Importantly, the Court noted that the conduct of counsel outside the courtroom may attract different considerations and be evaluated on a different standard. No further analysis or instruction was given on this point.


While acknowledging the inherent difficulty in defining the point at which incivility in court becomes professional misconduct, the Divisional Court's decision in Groia provides important guidelines on when that threshold may be crossed. Subject to any further appellate review in this matter, which we understand at least one of the parties will be seeking, this decision will be used in Ontario and very likely elsewhere in Canada in future proceedings involving allegations of incivility as misconduct. As such it should be reviewed by counsel to ensure that zealous courtroom advocacy on behalf of a client does not amount to a violation of the duty as an officer of the court to uphold the administration of justice.

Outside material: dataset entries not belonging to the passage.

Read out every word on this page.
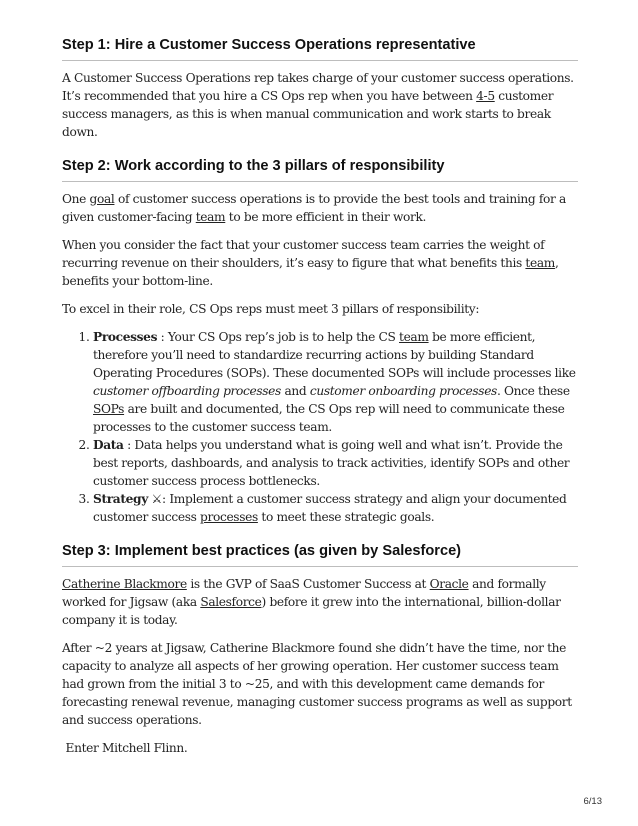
Step 1: Hire a Customer Success Operations representative

A Customer Success Operations rep takes charge of your customer success operations. It’s recommended that you hire a CS Ops rep when you have between 4-5 customer success managers, as this is when manual communication and work starts to break down.

Step 2: Work according to the 3 pillars of responsibility

One goal of customer success operations is to provide the best tools and training for a given customer-facing team to be more efficient in their work.

When you consider the fact that your customer success team carries the weight of recurring revenue on their shoulders, it’s easy to figure that what benefits this team, benefits your bottom-line.

To excel in their role, CS Ops reps must meet 3 pillars of responsibility:

1. Processes : Your CS Ops rep’s job is to help the CS team be more efficient, therefore you’ll need to standardize recurring actions by building Standard Operating Procedures (SOPs). These documented SOPs will include processes like customer offboarding processes and customer onboarding processes. Once these SOPs are built and documented, the CS Ops rep will need to communicate these processes to the customer success team.
2. Data : Data helps you understand what is going well and what isn’t. Provide the best reports, dashboards, and analysis to track activities, identify SOPs and other customer success process bottlenecks.
3. Strategy ⚔: Implement a customer success strategy and align your documented customer success processes to meet these strategic goals.
Step 3: Implement best practices (as given by Salesforce)

Catherine Blackmore is the GVP of SaaS Customer Success at Oracle and formally worked for Jigsaw (aka Salesforce) before it grew into the international, billion-dollar company it is today.

After ~2 years at Jigsaw, Catherine Blackmore found she didn’t have the time, nor the capacity to analyze all aspects of her growing operation. Her customer success team had grown from the initial 3 to ~25, and with this development came demands for forecasting renewal revenue, managing customer success programs as well as support and success operations.

Enter Mitchell Flinn.

6/13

1. The current Rules of Professional Conduct of the Law Society of Upper Canada include requirements that lawyers conduct themselves with professionalism, civility, courtesy, and good faith. The Professional Conduct Handbook, the previous version of the Rules, which was in effect between Jan. 30, 1987 and Oct. 31, 2000 similarly provided that a lawyer should be courteous and civil to both the Court and opposing counsel. 

The content of this article is intended to provide a general guide to the subject matter. Specialist advice should be sought about your specific circumstances.